Il confiait récemment au magazine « Jeune Afrique » : « nous avons fait 85 à 90% du travail pour normaliser les choses et je ne pense pas qu’il faille perdre du temps sur les 10 ou 15% restant. Nous allons construire à partir de ce que nous avons accompli et passer à autre chose ». Autre chose, c’est-à-dire bâtir une politique euro-africaine dans laquelle la France et le Rwanda occuperont des positions centrales.

Ce pragmatisme a fait l’affaire d’Emmanuel Macron qui a pu faire du « en-même temps » : d’un côté un regard sincère et sans complaisance sur une faute majeure commise par la France, et de l’autre, éviter d’essuyer le feu roulant des adversaires de la repentance et du clan Mitterrand qui redoutait bien pire.

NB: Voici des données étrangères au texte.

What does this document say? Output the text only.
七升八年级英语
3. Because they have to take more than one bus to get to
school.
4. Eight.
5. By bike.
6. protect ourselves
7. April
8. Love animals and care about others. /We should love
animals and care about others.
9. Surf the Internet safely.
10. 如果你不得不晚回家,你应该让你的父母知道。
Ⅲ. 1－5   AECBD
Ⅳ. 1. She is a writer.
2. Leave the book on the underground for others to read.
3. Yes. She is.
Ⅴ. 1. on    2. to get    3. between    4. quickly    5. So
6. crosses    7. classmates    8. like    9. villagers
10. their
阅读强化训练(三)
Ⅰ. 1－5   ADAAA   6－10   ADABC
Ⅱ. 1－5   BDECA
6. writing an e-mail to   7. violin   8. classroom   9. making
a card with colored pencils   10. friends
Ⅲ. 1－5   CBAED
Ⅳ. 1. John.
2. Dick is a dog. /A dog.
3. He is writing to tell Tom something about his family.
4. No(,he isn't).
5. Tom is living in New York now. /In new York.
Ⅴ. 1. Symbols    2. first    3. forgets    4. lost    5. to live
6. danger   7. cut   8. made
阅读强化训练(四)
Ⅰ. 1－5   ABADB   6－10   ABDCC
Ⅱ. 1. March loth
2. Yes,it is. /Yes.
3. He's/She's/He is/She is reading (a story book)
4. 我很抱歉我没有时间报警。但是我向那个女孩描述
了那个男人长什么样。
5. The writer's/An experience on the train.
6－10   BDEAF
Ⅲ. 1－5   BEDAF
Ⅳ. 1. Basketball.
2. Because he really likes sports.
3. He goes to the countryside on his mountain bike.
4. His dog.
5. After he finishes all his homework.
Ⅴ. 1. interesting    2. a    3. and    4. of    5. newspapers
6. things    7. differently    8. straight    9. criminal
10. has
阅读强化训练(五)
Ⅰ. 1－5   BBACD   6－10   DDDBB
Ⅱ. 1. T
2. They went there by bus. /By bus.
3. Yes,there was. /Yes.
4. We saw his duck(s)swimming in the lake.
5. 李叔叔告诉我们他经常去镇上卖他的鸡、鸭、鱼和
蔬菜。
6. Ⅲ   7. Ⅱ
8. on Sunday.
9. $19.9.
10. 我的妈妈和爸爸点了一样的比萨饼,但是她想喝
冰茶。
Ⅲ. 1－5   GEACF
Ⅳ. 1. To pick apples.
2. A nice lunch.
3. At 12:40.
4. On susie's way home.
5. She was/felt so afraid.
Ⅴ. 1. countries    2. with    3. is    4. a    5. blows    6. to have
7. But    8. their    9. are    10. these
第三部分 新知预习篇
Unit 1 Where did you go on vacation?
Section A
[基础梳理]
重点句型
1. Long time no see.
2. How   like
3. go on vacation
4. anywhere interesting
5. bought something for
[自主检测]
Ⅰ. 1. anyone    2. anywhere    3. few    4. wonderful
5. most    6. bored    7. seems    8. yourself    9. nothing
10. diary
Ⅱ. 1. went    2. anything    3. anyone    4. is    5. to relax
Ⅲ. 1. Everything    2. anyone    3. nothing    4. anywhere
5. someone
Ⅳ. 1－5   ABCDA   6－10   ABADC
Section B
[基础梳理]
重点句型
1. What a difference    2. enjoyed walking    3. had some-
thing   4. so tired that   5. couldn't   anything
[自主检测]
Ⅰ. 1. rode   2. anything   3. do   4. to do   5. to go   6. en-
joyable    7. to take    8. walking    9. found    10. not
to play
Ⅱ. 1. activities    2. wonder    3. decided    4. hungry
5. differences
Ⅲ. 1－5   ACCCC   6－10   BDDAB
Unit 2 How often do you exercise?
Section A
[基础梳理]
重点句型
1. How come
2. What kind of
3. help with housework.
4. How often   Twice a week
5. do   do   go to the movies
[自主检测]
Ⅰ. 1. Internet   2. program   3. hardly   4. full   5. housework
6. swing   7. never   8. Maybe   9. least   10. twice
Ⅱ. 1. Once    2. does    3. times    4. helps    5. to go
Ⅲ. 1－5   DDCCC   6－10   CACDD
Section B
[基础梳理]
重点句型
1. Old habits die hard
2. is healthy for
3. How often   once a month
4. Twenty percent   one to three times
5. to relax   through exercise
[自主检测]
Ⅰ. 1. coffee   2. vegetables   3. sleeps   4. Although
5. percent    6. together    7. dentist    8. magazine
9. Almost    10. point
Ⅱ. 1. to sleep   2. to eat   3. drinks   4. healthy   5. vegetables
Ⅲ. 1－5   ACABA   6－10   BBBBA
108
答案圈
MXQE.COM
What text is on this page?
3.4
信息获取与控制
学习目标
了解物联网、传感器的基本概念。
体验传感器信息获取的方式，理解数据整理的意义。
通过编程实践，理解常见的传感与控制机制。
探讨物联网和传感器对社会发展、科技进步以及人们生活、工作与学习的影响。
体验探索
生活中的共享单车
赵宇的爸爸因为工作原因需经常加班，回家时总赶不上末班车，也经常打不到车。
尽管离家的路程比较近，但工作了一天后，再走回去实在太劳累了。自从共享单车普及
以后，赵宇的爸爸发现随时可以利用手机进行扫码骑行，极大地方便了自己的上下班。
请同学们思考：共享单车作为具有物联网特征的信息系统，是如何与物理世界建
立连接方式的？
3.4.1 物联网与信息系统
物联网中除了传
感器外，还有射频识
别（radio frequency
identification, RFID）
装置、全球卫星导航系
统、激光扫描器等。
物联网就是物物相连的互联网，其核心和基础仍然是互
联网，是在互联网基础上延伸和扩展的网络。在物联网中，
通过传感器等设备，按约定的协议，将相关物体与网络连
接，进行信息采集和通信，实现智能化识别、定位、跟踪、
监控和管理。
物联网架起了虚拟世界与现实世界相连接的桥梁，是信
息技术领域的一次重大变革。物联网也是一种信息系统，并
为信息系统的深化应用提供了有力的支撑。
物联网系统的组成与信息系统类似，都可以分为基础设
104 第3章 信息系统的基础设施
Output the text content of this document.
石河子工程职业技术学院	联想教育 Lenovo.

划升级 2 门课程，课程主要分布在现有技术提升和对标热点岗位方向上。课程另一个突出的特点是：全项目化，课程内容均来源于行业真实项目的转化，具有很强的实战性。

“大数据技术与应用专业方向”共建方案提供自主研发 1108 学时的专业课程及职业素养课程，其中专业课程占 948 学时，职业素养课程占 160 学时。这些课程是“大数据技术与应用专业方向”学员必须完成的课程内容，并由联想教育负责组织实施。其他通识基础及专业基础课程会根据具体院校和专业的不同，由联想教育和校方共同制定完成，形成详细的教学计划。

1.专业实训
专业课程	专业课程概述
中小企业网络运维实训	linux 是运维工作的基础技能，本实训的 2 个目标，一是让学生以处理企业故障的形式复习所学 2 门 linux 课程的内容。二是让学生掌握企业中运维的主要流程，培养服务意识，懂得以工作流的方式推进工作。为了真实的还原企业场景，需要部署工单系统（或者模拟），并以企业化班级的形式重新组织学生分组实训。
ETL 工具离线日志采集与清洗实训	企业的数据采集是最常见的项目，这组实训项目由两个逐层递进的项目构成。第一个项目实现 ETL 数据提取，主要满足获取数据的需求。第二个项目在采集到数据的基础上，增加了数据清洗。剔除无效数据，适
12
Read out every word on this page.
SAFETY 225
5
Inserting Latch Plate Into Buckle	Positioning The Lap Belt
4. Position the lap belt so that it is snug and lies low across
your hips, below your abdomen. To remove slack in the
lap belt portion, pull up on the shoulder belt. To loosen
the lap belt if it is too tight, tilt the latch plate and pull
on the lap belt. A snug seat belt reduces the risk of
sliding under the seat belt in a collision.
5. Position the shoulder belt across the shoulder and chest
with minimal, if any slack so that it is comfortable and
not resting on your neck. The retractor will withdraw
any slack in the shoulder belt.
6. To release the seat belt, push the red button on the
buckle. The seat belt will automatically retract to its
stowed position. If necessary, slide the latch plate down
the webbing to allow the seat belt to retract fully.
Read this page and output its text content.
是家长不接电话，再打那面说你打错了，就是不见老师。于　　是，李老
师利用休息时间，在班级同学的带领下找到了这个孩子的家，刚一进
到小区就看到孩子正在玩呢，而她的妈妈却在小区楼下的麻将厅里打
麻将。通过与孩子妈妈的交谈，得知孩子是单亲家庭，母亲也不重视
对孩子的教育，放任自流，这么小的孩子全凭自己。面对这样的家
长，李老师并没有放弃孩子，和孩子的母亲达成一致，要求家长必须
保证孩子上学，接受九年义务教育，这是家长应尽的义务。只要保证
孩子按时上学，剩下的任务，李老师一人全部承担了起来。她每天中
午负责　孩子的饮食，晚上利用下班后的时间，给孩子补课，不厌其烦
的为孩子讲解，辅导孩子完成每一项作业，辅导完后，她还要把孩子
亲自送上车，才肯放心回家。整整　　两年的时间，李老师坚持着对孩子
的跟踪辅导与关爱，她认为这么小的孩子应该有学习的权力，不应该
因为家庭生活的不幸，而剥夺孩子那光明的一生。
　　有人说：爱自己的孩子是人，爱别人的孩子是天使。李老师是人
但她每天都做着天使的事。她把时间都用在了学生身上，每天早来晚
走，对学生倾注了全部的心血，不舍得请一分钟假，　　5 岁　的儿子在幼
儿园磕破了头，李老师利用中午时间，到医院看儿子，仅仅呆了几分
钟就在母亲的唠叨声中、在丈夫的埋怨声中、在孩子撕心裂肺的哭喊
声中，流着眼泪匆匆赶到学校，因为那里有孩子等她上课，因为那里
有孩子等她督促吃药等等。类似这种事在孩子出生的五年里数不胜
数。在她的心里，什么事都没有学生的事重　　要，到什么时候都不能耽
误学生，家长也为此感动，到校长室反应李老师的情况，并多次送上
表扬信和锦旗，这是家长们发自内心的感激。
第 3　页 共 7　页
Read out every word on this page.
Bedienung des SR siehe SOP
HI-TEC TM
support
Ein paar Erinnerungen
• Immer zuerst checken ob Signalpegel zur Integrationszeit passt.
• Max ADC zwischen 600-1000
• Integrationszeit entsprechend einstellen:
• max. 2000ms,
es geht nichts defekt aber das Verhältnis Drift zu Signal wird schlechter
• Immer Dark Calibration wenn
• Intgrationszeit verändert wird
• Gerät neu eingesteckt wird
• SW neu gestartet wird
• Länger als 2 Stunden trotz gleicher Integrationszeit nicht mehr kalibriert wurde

Cette méthode peut-elle s’appliquer aux autres dossiers mémoriels ? Elle ne marche visiblement pas avec l’Algérie, l’autre grand dossier ouvert par le Président. Le rapport demandé à l’historien Benjamin Stora s’est heurté à un mur à Alger, non pas en raison de son contenu, là encore pas d’excuses ; mais en raison des jeux de pouvoir et de l’instrumentalisation de la guerre d’indépendance.

Fallait-il emprunter cette voie mémorielle qui ne fait pas consensus en France pour tourner des pages diplomatiques complexes ? Oui, car ces blessures historiques, dont bien souvent les Français n’ont pas conscience, pèsent sur le présent et l’avenir. Avec l’Algérie, mais aussi avec les anciennes colonies françaises d’Afrique, elles surgissent quand on ne les attend pas.

Il serait plus reposant de tout glisser sous le tapis du déni ; mais l’exemple du Rwanda montre à quel point un événement aussi lourd de sens ne disparait pas sur commande. L’exercice est périlleux, il est dérangeant, mais on sort plus fort d’avoir regardé son histoire en face.